Il faut changer de paradigme. L’éthique doit entrer dans le jeu. La science biologique et médicale a, grâce à la révolution des biotechnologies, fait des progrès énormes ; et la médecine « par les preuves » doit aujourd’hui être la règle. Le médicament et les vaccins doivent être impliqués dans cette démarche. L’industrie doit être régulée au service de tous.

Pour sortir le système de santé2 et l’ensemble du système de protection sociale (Assurance maladie, mutuelles, reste à charge des usagers), qui pâtissent de cette situation, il faut procéder à des réformes profondes, qu’on peut résumer en sept points.

  1. Abandon du système de fixation des prix des médicaments indexé sur le service médical rendu : le prix du médicament doit être basé sur le coût de la recherche, le coût de développement et de production et un taux de profit raisonnable pour le capital investi. Rien de plus.
  2. Mise en place d’un système transparent et public de fixation des prix : les négociations publiques doivent être conduites de façon ferme et indépendamment de tout conflit d’intérêts. L’État doit s’appuyer sur une Assurance maladie démocratisée, qui est de fait le principal payeur. Des achats de masse doivent être envisagés pour réduire ces dépenses. Les frais de publicité pharmaceutique, qui sont inutiles et qui coûtent finalement plus cher que la recherche elle-même, doivent être supprimés, et donc exclus de ce processus.
  3. Utilisation du système de licence obligatoire chaque fois que c’est nécessaire.
  4. Mise en place d’un pôle public du médicament, comme le propose le Comité national d’éthique3.
  5. Les organismes d’évaluation du médicament français comme européen doivent être renforcés et indemnes de tout lien avec l’industrie elle-même. L’évaluation doit être totalement indépendante et sortie des mains de Big Pharma.
  6. Les organismes de formation comme les congrès professionnels doivent être de la même façon renforcés et indépendants.
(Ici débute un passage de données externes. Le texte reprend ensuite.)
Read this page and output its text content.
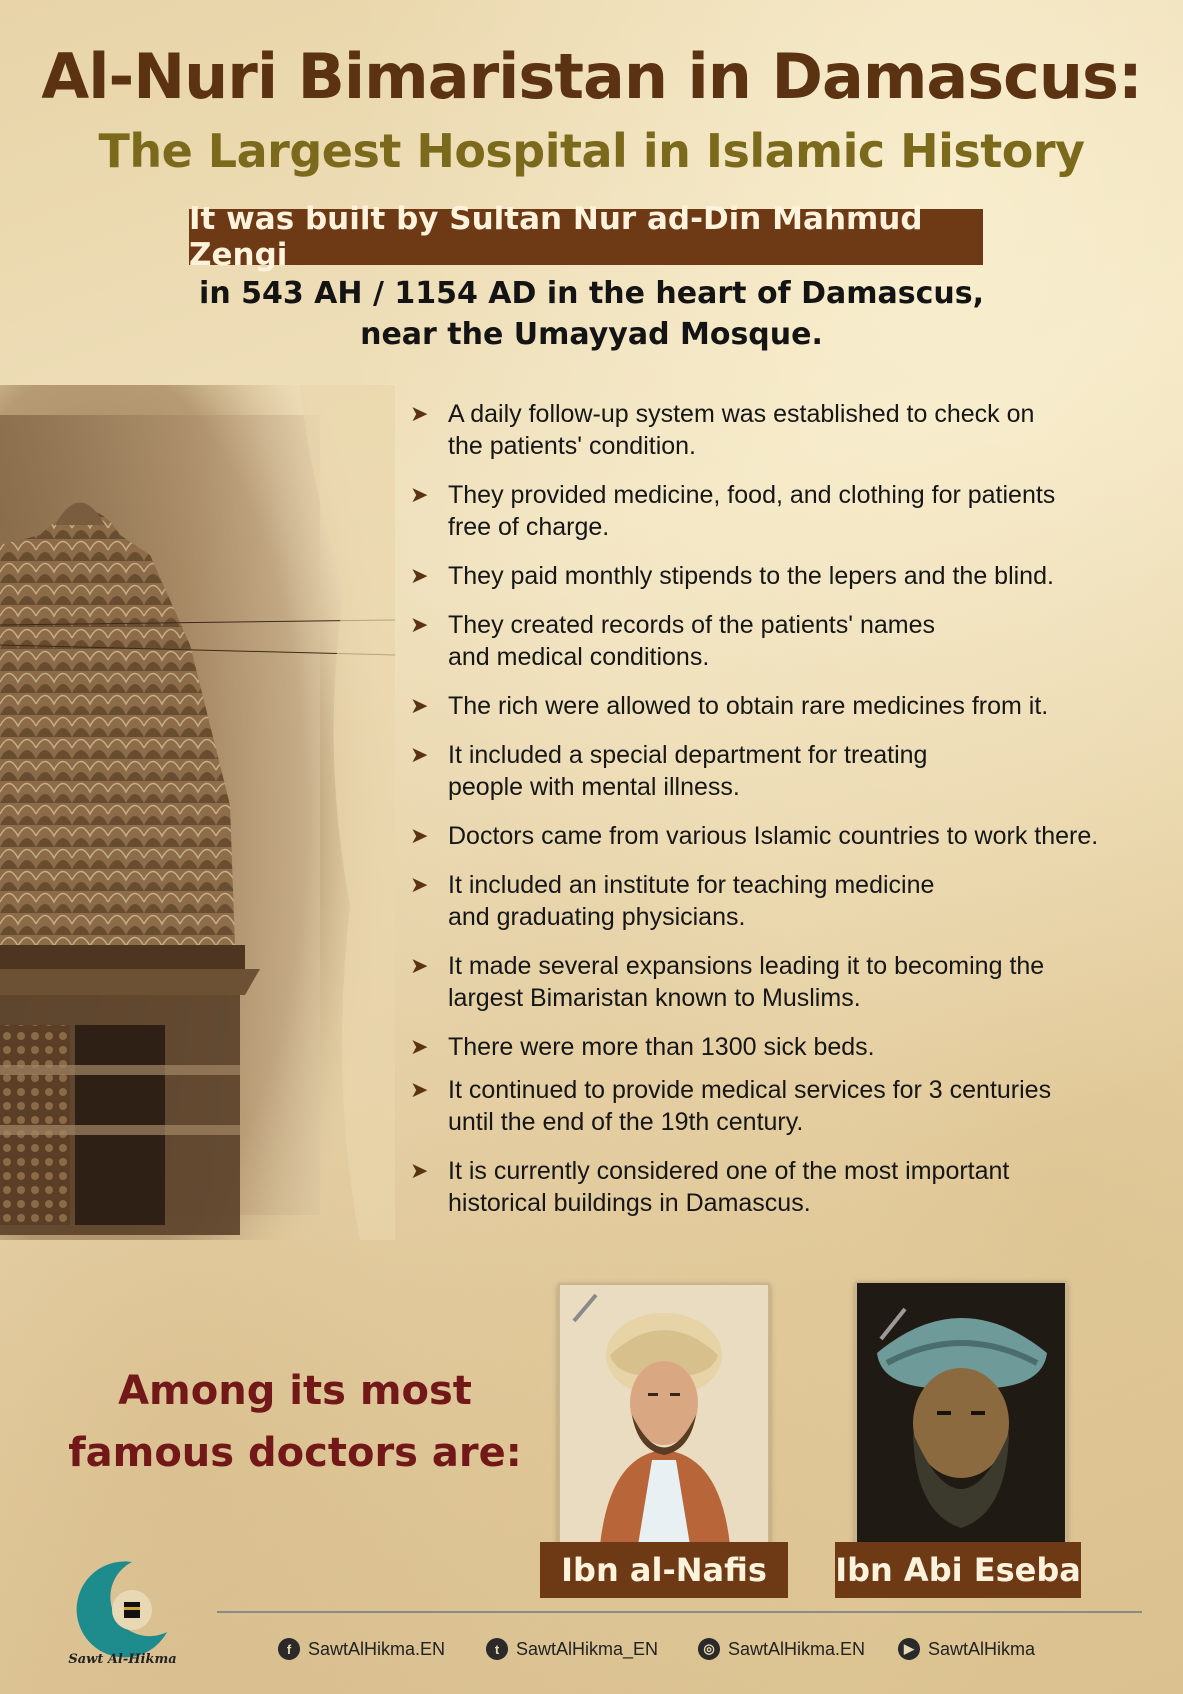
Al-Nuri Bimaristan in Damascus:
The Largest Hospital in Islamic History
It was built by Sultan Nur ad-Din Mahmud Zengi
in 543 AH / 1154 AD in the heart of Damascus,
near the Umayyad Mosque.
➤ A daily follow-up system was established to check on
the patients' condition.
➤ They provided medicine, food, and clothing for patients
free of charge.
➤ They paid monthly stipends to the lepers and the blind.
➤ They created records of the patients' names
and medical conditions.
➤ The rich were allowed to obtain rare medicines from it.
➤ It included a special department for treating
people with mental illness.
➤ Doctors came from various Islamic countries to work there.
➤ It included an institute for teaching medicine
and graduating physicians.
➤ It made several expansions leading it to becoming the
largest Bimaristan known to Muslims.
➤ There were more than 1300 sick beds.
➤ It continued to provide medical services for 3 centuries
until the end of the 19th century.
➤ It is currently considered one of the most important
historical buildings in Damascus.
Among its most
famous doctors are:
Ibn al-Nafis Ibn Abi Eseba
Sawt Al-Hikma
f SawtAlHikma.EN	t SawtAlHikma_EN	◎ SawtAlHikma.EN	▶ SawtAlHikma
Le financement public doit être au rendez-vous.
  7. La recherche publique, fondamentale comme appliquée, doit être soutenue et la propriété publique des découvertes doit alors être assurée.

  1. Philippe Batifoulier, Nicolas Da Silva, Jean-Paul Domin, Économie de la santé, Armand Collin, 2018.
  2. Michel Limousin, dir., Refonder l’hôpital public, Le Temps des Cerises, 2020.
  3. L’auteur recommande la lecture de l’avis 35 du Comité consultatif national d’éthique (publié en novembre 2020), qui traite de façon détaillée de l’accès aux innovations thérapeutiques et propose la création d’un pôle public du médicament. Cet avis est dédié à notre ami le Jean-Pierre Kahane, qui a coanimé le groupe de travail préparatoire de 2016 jusqu’à son décès, en juin 2017.